Figure 5. Pharmacological and molecular confirmation that nanoliposomal C6-ceramide targets the glycolytic pathway at the level of GAPDH.

A). JVM3 cells were pre-treated for 2 hours with 10mM pyruvate, then treated with ghost or C6-ceramide nanoliposomes for 24 hours. MTT cell viability assay was performed. B). ATP production in these cells was also determined; ** P < 0.005. C). JVM3 cells were transduced with lentiviral particles overexpressing GAPDH or viral particles expressing RFP (control). Post transduction, Western blotting analysis was done to determine levels of GAPDH in experimental and control cells (insert). Cells were treated with ghost or C6-ceramide nanoliposomes for 24 hours. Cell viability was determined using MTT assay and alamarBlue assay; * P < 0.005.

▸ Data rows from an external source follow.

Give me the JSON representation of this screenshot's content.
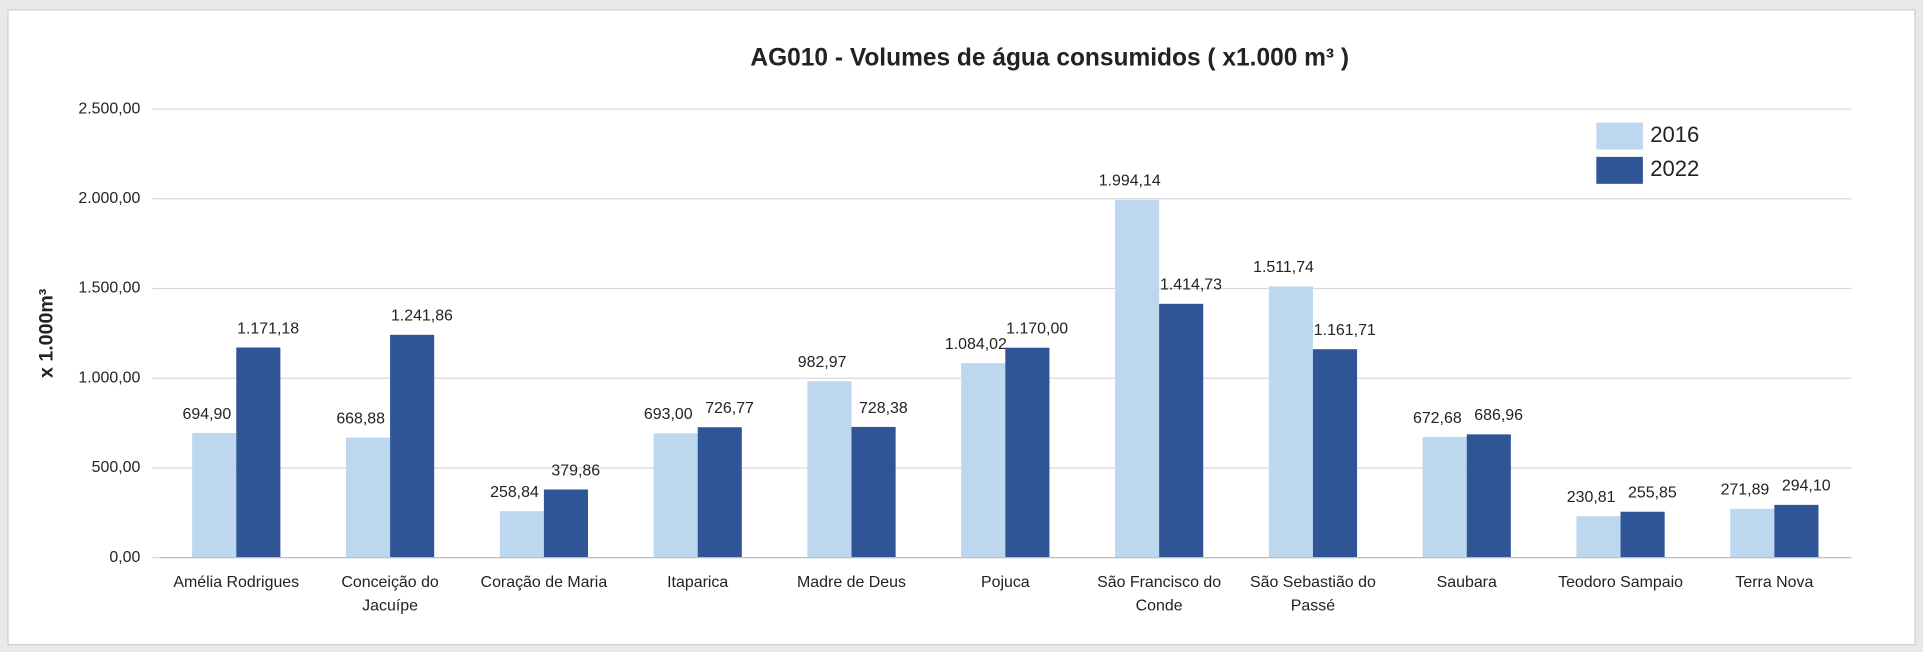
{
  "chart_data": {
    "type": "bar",
    "title": "AG010 - Volumes de água consumidos ( x1.000 m³ )",
    "y_label": "x 1.000m³",
    "categories": [
      "Amélia Rodrigues",
      "Conceição do Jacuípe",
      "Coração de Maria",
      "Itaparica",
      "Madre de Deus",
      "Pojuca",
      "São Francisco do Conde",
      "São Sebastião do Passé",
      "Saubara",
      "Teodoro Sampaio",
      "Terra Nova"
    ],
    "series": [
      {
        "name": "2016",
        "color": "#bdd7ee",
        "values": [
          694.9,
          668.88,
          258.84,
          693.0,
          982.97,
          1084.02,
          1994.14,
          1511.74,
          672.68,
          230.81,
          271.89
        ],
        "value_labels": [
          "694,90",
          "668,88",
          "258,84",
          "693,00",
          "982,97",
          "1.084,02",
          "1.994,14",
          "1.511,74",
          "672,68",
          "230,81",
          "271,89"
        ]
      },
      {
        "name": "2022",
        "color": "#2f5597",
        "values": [
          1171.18,
          1241.86,
          379.86,
          726.77,
          728.38,
          1170.0,
          1414.73,
          1161.71,
          686.96,
          255.85,
          294.1
        ],
        "value_labels": [
          "1.171,18",
          "1.241,86",
          "379,86",
          "726,77",
          "728,38",
          "1.170,00",
          "1.414,73",
          "1.161,71",
          "686,96",
          "255,85",
          "294,10"
        ]
      }
    ],
    "ylim": [
      0,
      2500
    ],
    "yticks": [
      {
        "value": 0,
        "label": "0,00"
      },
      {
        "value": 500,
        "label": "500,00"
      },
      {
        "value": 1000,
        "label": "1.000,00"
      },
      {
        "value": 1500,
        "label": "1.500,00"
      },
      {
        "value": 2000,
        "label": "2.000,00"
      },
      {
        "value": 2500,
        "label": "2.500,00"
      }
    ],
    "grid": true,
    "legend": "upper right"
  }
}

Figure 6. Nanoliposomal C6-ceramide displays anti-leukemic effect in a CLL animal model.

A). Two weeks after ten million JVM3 cells were inoculated in the right flank of female Balb/c Nu/nu mice, animals were treated with 40 mg/kg ghost (n=8) or C6-ceramide (n=8) nanoliposomes via tail vein injection. Treatment regimen was every other day over a three week period of time. Tumor size was assessed every other day; * P < 0.05; ** P < 0.005. B). Leukemic mice following an identical dose regimen were sacrificed on day 8 (n=5), day 14 (n=6) and day 17 (n=6) of C6-ceramide treatment and on day 17 for ghost treatment. Immunoblot analysis for GAPDH protein expression was performed on tumor tissues. A representative blot from day 17 is shown (Figure 6B inset); * P < 0.05.